New Middletown is a town in Webster Township, Harrison County, Indiana, United States. As of the 2020 census, New Middletown had a population of 90.
==History==
New Middletown was laid out in 1860.

==Geography==
New Middletown is located at (38.163481, -86.050667). The town is situated in a hilly area of central Harrison County, southeast of Corydon and northwest of Elizabeth.

According to the 2010 census, New Middletown has a total area of 0.04 sqmi, all land.

==Demographics==

Historical population
| Census | Pop. | Note | %± |
| 1880 | 171 |  | — |
| 1890 | 212 |  | 24.0% |
| 1900 | 167 |  | −21.2% |
| 1910 | 145 |  | −13.2% |
| 1920 | 119 |  | −17.9% |
| 1930 | 118 |  | −0.8% |
| 1940 | 115 |  | −2.5% |
| 1950 | 153 |  | 33.0% |
| 1960 | 132 |  | −13.7% |
| 1970 | 133 |  | 0.8% |
| 1980 | 115 |  | −13.5% |
| 1990 | 82 |  | −28.7% |
| 2000 | 77 |  | −6.1% |
| 2010 | 93 |  | 20.8% |
| 2020 | 90 |  | −3.2% |
U.S. Decennial Census

===2010 census===
As of the census of 2010, there were 93 people, 32 households, and 24 families living in the town. The population density was 2325.0 PD/sqmi. There were 39 housing units at an average density of 975.0 /sqmi. The racial makeup of the town was 95.7% White, 2.2% African American, and 2.2% from two or more races.

There were 32 households, of which 46.9% had children under the age of 18 living with them, 46.9% were married couples living together, 12.5% had a female householder with no husband present, 15.6% had a male householder with no wife present, and 25.0% were non-families. 25.0% of all households were made up of individuals. The average household size was 2.91 and the average family size was 3.17.

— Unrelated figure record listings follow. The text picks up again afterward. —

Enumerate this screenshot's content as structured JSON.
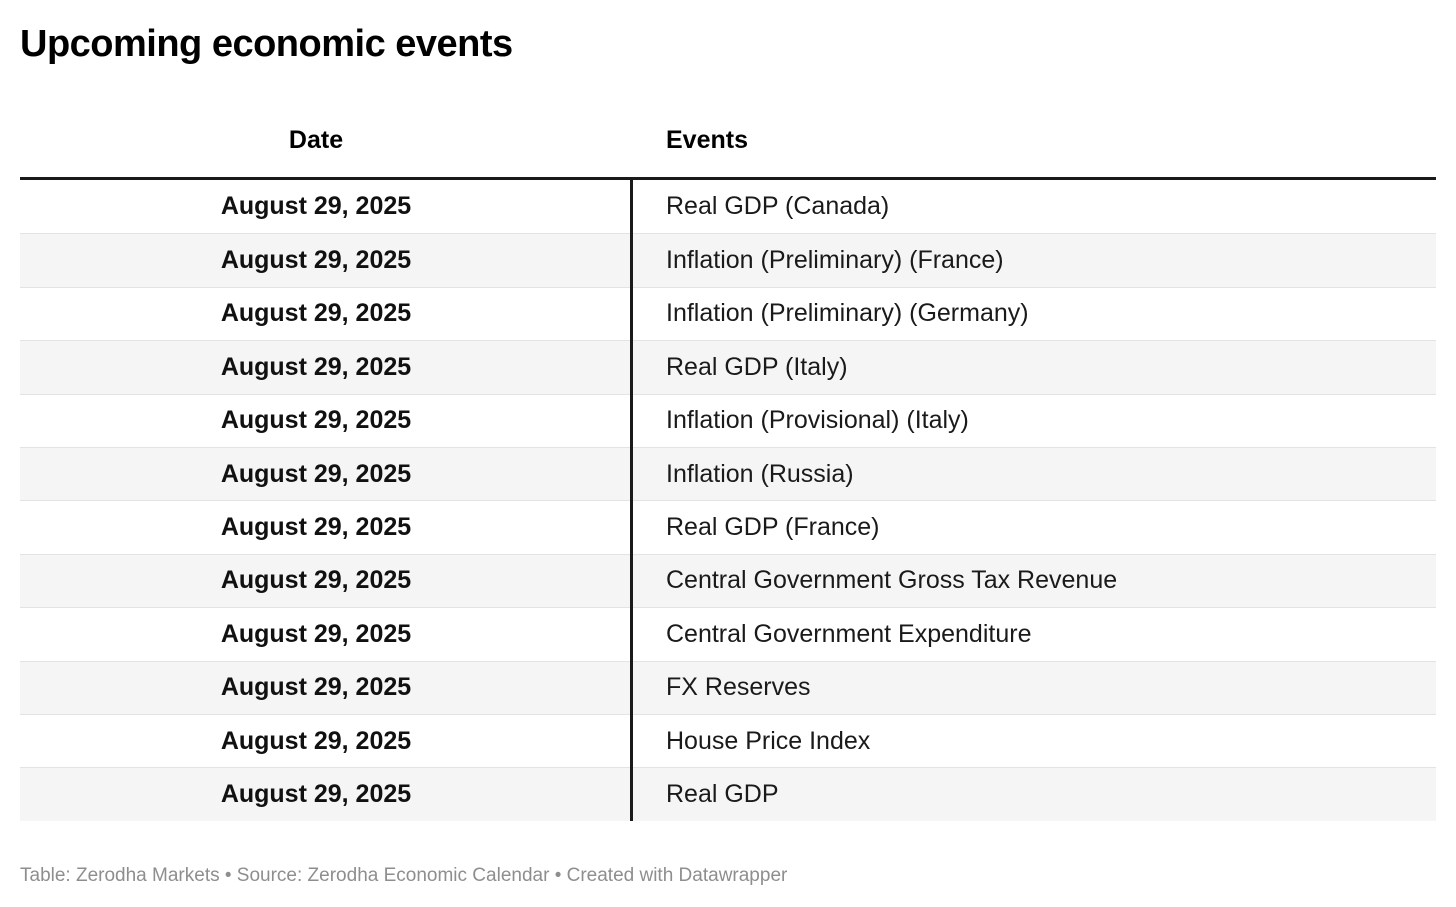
{
  "title": "Upcoming economic events",
  "chart_data": {
    "type": "table",
    "title": "Upcoming economic events",
    "columns": [
      "Date",
      "Events"
    ],
    "rows": [
      [
        "August 29, 2025",
        "Real GDP (Canada)"
      ],
      [
        "August 29, 2025",
        "Inflation (Preliminary) (France)"
      ],
      [
        "August 29, 2025",
        "Inflation (Preliminary) (Germany)"
      ],
      [
        "August 29, 2025",
        "Real GDP (Italy)"
      ],
      [
        "August 29, 2025",
        "Inflation (Provisional) (Italy)"
      ],
      [
        "August 29, 2025",
        "Inflation (Russia)"
      ],
      [
        "August 29, 2025",
        "Real GDP (France)"
      ],
      [
        "August 29, 2025",
        "Central Government Gross Tax Revenue"
      ],
      [
        "August 29, 2025",
        "Central Government Expenditure"
      ],
      [
        "August 29, 2025",
        "FX Reserves"
      ],
      [
        "August 29, 2025",
        "House Price Index"
      ],
      [
        "August 29, 2025",
        "Real GDP"
      ]
    ],
    "layout_hints": {
      "striped_rows": true,
      "stripe_start": "white",
      "date_column_align": "center",
      "events_column_align": "left"
    }
  },
  "footer": {
    "text": "Table: Zerodha Markets • Source: Zerodha Economic Calendar • Created with Datawrapper"
  },
  "colors": {
    "heavy_border": "#1a1a1a",
    "row_stripe": "#f5f5f5",
    "row_separator": "#e3e3e3",
    "footer_text": "#8e8e8e",
    "background": "#ffffff"
  }
}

The median age in the town was 29.5 years. 29% of residents were under the age of 18; 15.2% were between the ages of 18 and 24; 17.2% were from 25 to 44; 31.3% were from 45 to 64; and 7.5% were 65 years of age or older. The gender makeup of the town was 54.8% male and 45.2% female.

===2000 census===
As of the census of 2000, there were 77 people, 30 households, and 18 families living in the town. The population density was 1,833.9 PD/sqmi. There were 35 housing units at an average density of 833.6 /sqmi. The racial makeup of the town was 96.10% White. Hispanic or Latino of any race were 3.90% of the population.

There were 30 households, out of which 30.0% had children under the age of 18 living with them, 53.3% were married couples living together, 3.3% had a female householder with no husband present, and 36.7% were non-families. 23.3% of all households were made up of individuals, and 10.0% had someone living alone who was 65 years of age or older. The average household size was 2.57 and the average family size was 3.05.

In the town, the population was spread out, with 22.1% under the age of 18, 11.7% from 18 to 24, 33.8% from 25 to 44, 23.4% from 45 to 64, and 9.1% who were 65 years of age or older. The median age was 37 years. For every 100 females, there were 102.6 males. For every 100 females age 18 and over, there were 100.0 males.

The median income for a household in the town was $45,000, and the median income for a family was $45,833. Males had a median income of $33,750 versus $17,500 for females. The per capita income for the town was $33,423. There were no families and 6.3% of the population living below the poverty line, including no under eighteens and 100.0% of those over 64.